Digital AI foundations · 3 of 4

Domain representations: language is one example, not the only one

A language model works because it learns a representation of words, characters, and syntax. The same machine works for chemistry, robotics, biology, and physics — once you choose the right representation for that domain. The frontier is multidomain foundation models.

What a representation is

A language model represents text as tokens: numerical IDs for sub-word units, punctuation, and special markers. The model learns that "cat" is close to "kitten" and far from "spreadsheet" in some learned 4,096-dimensional space. The representation is what makes language compressible enough that a neural network can generalise across it.

Every domain that has structure has a representation. The question is whether you have found it.

Chemistry has a different primitive

In chemistry, the tokens are not words. They are atoms, bonds, functional groups, and reaction templates. A chemistry foundation model represents molecules in a learned space where "benzene" is close to "toluene" and far from "glucose." Once you have that representation, you can generate plausible new molecules, predict reactions, and screen drug candidates at scale.

NVIDIA's BioNemo is one example. Major pharma houses are building their own. The bet is the same as the bet that language-model scale would deliver capabilities: enough data plus enough compute on the right representation produces a generalisable function.

Robotics has another

In robotics, the tokens are poses, joint angles, sensor readings, and motor commands. A robotics foundation model represents the world in a learned space where similar states map to similar actions. NVIDIA's Groot is one example for humanoids. Physical Intelligence, 1X, Figure, and Tesla are building their own.

The reason robotics did not work for decades is that classical control theory tried to handcraft the representation. Foundation models learn it from data — millions of demonstrations, simulated rollouts, real-world episodes. The representation is the work product.

Why language models still help across domains

A pure chemistry model knows nothing about cancer treatment goals. A pure robotics model knows nothing about a human asking it to make breakfast. The frontier architecture is a domain-specific representation model fused with a language model that supplies human priors: "what would a person want here?"

NVIDIA's Alpamayo is the cleanest worked example. It is a language model fused with a world model, deployed in autonomous vehicles. Because the language model carries human priors about driving, the system needs a few million miles of training rather than the billions a pure-data approach would require. The fusion is the data-efficiency mechanism.

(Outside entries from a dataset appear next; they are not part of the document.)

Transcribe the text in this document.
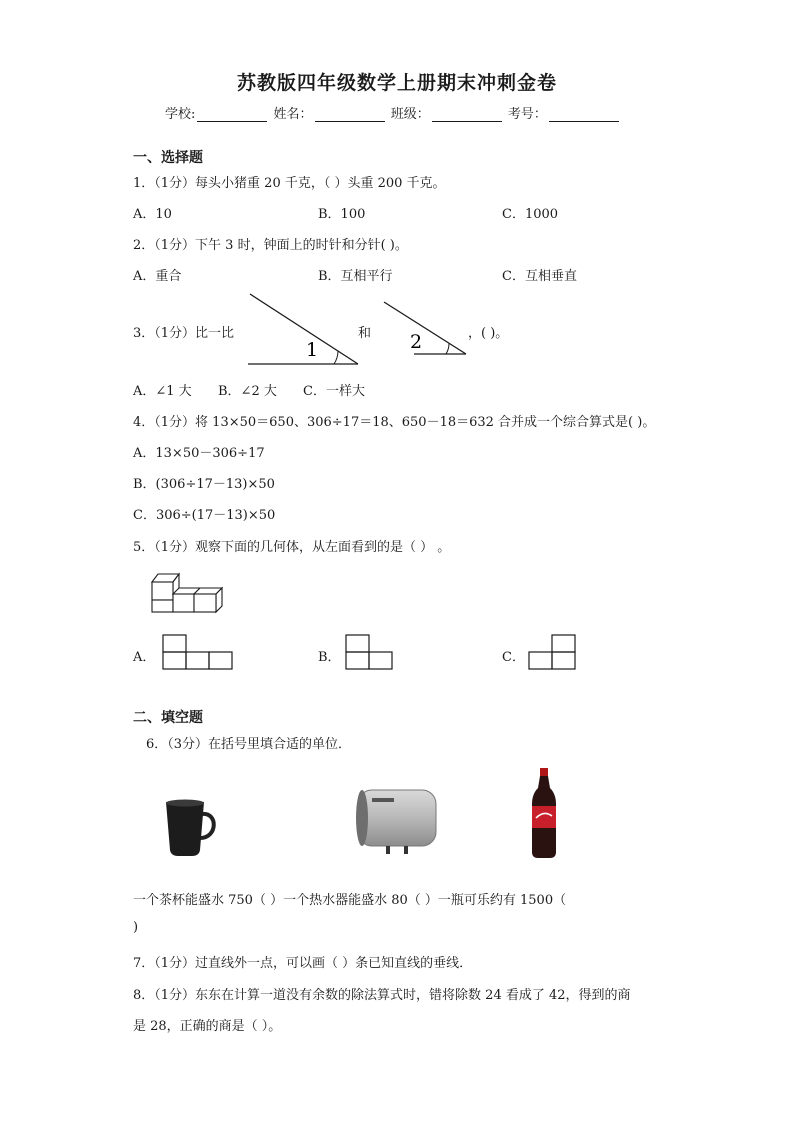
苏教版四年级数学上册期末冲刺金卷
学校:	姓名：	班级：	考号：
一、选择题
1．（1分）每头小猪重 20 千克，（ ）头重 200 千克。
A．10	B．100	C．1000
2．（1分）下午 3 时，钟面上的时针和分针( )。
A．重合	B．互相平行	C．互相垂直
3．（1分）比一比
1
和 2	，( )。
A．∠1 大 B．∠2 大 C．一样大
4．（1分）将 13×50＝650、306÷17＝18、650－18＝632 合并成一个综合算式是( )。
A．13×50－306÷17
B．(306÷17－13)×50
C．306÷(17－13)×50
5．（1分）观察下面的几何体，从左面看到的是（ ） 。
A．	B．	C．
二、填空题
6．（3分）在括号里填合适的单位．
一个茶杯能盛水 750（ ）一个热水器能盛水 80（ ）一瓶可乐约有 1500（
)
7．（1分）过直线外一点，可以画（ ）条已知直线的垂线．
8．（1分）东东在计算一道没有余数的除法算式时，错将除数 24 看成了 42，得到的商
是 28，正确的商是（ ）。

Source: Jensen Huang, Stanford CS153 Frontier Systems lecture, April 30, 2026 (https://cs153.stanford.edu/)

How to read the foundation-model landscape

When a lab announces a new foundation model, the question to ask is: what is the representation? Language models represent text. Multimodal models represent text + images. World models represent physical state and dynamics. Chemistry models represent molecules. Biology models represent proteins and genes. Each representation choice opens a different set of downstream capabilities.

The companies that find a representation no one else has, and the data to train against it, hold the same kind of position OpenAI held in language in 2020. The bet on what representation matters next is the bet on what AI will be useful for next.